A New Dean, Building on Success

When Lee Learman, M.D., Ph.D., took over the helm of the Virginia Tech Carilion School of Medicine this summer, he began with the intention of listening. “One of the most important aspects of my first year will be to think deeply about the strategic planning process for the school of medicine with broad stakeholder input,” the new dean says.

He’s looking at how the school might expand while keeping in place what makes it special—the individualized attention for students, the focus on research and patient-centered learning, and the strong connections to the community. With 25 years as a leader in medical education, Dr. Learman is no stranger to helping young medical schools succeed.
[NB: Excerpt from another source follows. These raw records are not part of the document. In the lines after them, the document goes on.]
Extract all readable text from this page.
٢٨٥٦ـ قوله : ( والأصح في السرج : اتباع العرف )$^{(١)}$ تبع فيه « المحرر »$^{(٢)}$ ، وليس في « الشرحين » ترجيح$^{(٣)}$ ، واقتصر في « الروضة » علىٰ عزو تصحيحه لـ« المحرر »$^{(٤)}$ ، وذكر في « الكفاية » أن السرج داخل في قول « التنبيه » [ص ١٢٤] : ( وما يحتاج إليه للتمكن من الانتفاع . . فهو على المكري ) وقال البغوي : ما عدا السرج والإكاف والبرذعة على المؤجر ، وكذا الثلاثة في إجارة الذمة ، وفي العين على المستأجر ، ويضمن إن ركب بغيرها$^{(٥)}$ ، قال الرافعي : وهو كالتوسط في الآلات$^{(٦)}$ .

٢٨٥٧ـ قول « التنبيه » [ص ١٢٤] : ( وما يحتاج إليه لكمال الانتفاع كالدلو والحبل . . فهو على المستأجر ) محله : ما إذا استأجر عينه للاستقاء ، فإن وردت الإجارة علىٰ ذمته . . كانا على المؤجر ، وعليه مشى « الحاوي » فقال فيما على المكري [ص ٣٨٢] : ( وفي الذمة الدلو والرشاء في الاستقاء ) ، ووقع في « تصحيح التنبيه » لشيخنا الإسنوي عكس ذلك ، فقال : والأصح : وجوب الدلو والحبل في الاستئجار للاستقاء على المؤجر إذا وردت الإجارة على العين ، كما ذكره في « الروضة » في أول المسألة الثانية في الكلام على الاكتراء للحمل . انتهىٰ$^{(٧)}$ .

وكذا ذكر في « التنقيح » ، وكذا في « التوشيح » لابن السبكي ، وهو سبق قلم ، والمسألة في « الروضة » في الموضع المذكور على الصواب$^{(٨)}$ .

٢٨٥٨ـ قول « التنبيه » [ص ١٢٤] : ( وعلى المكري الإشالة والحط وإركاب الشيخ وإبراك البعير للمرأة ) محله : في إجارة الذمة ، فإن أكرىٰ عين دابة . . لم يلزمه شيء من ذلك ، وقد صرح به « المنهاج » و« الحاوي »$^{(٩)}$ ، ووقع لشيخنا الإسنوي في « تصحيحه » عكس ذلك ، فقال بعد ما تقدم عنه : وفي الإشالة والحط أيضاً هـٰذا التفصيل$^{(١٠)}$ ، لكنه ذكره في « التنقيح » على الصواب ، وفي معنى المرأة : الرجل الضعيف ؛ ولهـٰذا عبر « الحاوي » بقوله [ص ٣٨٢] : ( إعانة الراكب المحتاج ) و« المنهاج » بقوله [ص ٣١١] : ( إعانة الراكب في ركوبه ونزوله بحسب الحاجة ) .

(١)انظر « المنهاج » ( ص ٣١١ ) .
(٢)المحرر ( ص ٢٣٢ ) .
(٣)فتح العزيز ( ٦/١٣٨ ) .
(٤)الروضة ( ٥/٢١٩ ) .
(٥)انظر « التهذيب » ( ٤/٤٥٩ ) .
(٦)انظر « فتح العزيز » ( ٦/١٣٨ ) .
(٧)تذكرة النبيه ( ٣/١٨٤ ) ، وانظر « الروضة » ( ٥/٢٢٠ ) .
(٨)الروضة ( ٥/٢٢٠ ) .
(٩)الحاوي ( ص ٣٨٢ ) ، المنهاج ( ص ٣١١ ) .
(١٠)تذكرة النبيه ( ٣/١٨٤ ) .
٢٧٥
He most recently served as senior associate dean for graduate medical education at Florida Atlantic University’s Charles E. Schmidt College of Medicine, which opened its doors in 2011.  

“I’ve always been attracted by several elements I see as high priorities at the Virginia Tech Carilion School of Medicine,” Dr. Learman says. “These include humanism and professionalism in medicine, as well as the scientific basis of medical practice.” Dr. Learman adds that he appreciates the school’s emphasis on its connections with the community. “A top priority will be deepening my understanding of our community,” he says, “and by that I mean not only the Roanoke community, but the larger community of people who care about this medical school and want to see it grow and succeed.”